皇室典範改正案、今国会成立へ=衆院通過、中道も賛成―旧宮家から養子、女性皇籍保持

インフラ整備 予防保全型へ転換

 皇族数確保のための皇室典範改正案は10日の衆院本会議で可決され、参院に送付された。態度を保留していた中道改革連合も賛成に回った。参院の特別委員会の審議を経て、17日までの今国会の会期内に成立する見通し。1947年の皇室典範制定から初の本格改正が実現する。
 改正案は(1)旧宮家の男系男子を養子として皇室に迎える(2)女性皇族が結婚後も皇室に残る―が柱。自民党と日本維新の会の与党に加え、中道、国民民主、参政各党が賛成した。チームみらいは自主投票とし、共産党は反対した。中道の一部議員は採決で退席した。

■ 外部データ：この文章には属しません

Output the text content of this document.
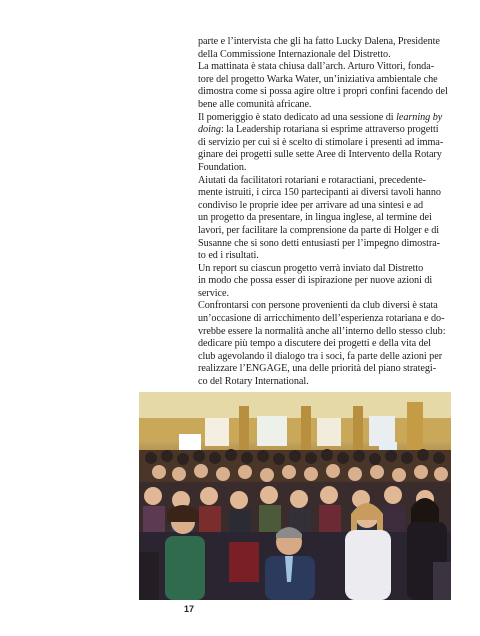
parte e l’intervista che gli ha fatto Lucky Dalena, Presidente
della Commissione Internazionale del Distretto.

La mattinata è stata chiusa dall’arch. Arturo Vittori, fonda-
tore del progetto Warka Water, un’iniziativa ambientale che
dimostra come si possa agire oltre i propri confini facendo del
bene alle comunità africane.

Il pomeriggio è stato dedicato ad una sessione di learning by
doing: la Leadership rotariana si esprime attraverso progetti
di servizio per cui si è scelto di stimolare i presenti ad imma-
ginare dei progetti sulle sette Aree di Intervento della Rotary
Foundation.

Aiutati da facilitatori rotariani e rotaractiani, precedente-
mente istruiti, i circa 150 partecipanti ai diversi tavoli hanno
condiviso le proprie idee per arrivare ad una sintesi e ad
un progetto da presentare, in lingua inglese, al termine dei
lavori, per facilitare la comprensione da parte di Holger e di
Susanne che si sono detti entusiasti per l’impegno dimostra-
to ed i risultati.

Un report su ciascun progetto verrà inviato dal Distretto
in modo che possa esser di ispirazione per nuove azioni di
service.

Confrontarsi con persone provenienti da club diversi è stata
un’occasione di arricchimento dell’esperienza rotariana e do-
vrebbe essere la normalità anche all’interno dello stesso club:
dedicare più tempo a discutere dei progetti e della vita del
club agevolando il dialogo tra i soci, fa parte delle azioni per
realizzare l’ENGAGE, una delle priorità del piano strategi-
co del Rotary International.

17
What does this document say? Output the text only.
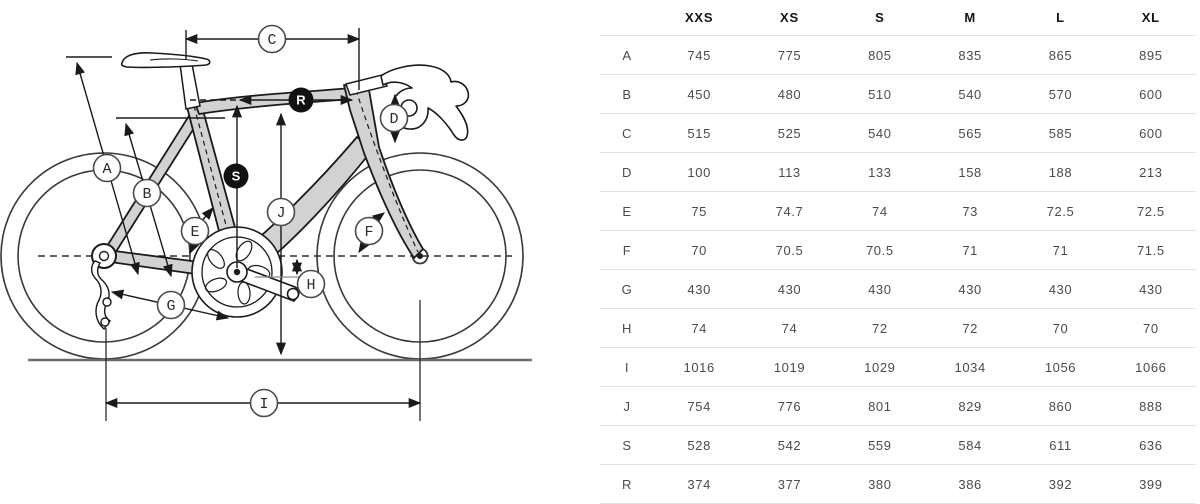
A
B
C
D
E	F
G
H
I
J
S
R
	XXS	XS	S	M	L	XL
A	745	775	805	835	865	895
B	450	480	510	540	570	600
C	515	525	540	565	585	600
D	100	113	133	158	188	213
E	75	74.7	74	73	72.5	72.5
F	70	70.5	70.5	71	71	71.5
G	430	430	430	430	430	430
H	74	74	72	72	70	70
I	1016	1019	1029	1034	1056	1066
J	754	776	801	829	860	888
S	528	542	559	584	611	636
R	374	377	380	386	392	399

 衆院本会議に先立つ衆院議院運営委員会では、将来の見直しに当たり、養子入りした旧宮家男系男子を取り巻く環境などを勘案することを求める付帯決議が採択された。
 中道は付帯決議の修正を求めてきたが、与党側は応じなかった。中道の小川淳也代表は記者会見で、政府案に賛成した理由について「(10日の政府)答弁によって一定の担保が取れた」と説明した。
 木原稔官房長官は議運委の答弁で、養子の子について「男子の場合は皇位継承資格を有する」と明言した。中道の中野洋昌幹事長代行は、与野党の「全体会議」で皇位継承は議論の対象ではなかったと指摘。木原氏は「立法府の将来の検討を先取りしたり、縛ったりするものではない」と述べ、将来の見直しを求める付帯決議の趣旨を尊重する考えを示した。
 共産党の塩川鉄也氏は「女性・女系天皇の道を閉ざそうというものであり、到底容認できない」と批判した。
 与党側は参院特別委で14、15両日に審議して採決し、17日までに成立させる日程を描く。参院野党第1党の立憲民主党は修正案を提出し、否決された場合は反対する方針だ。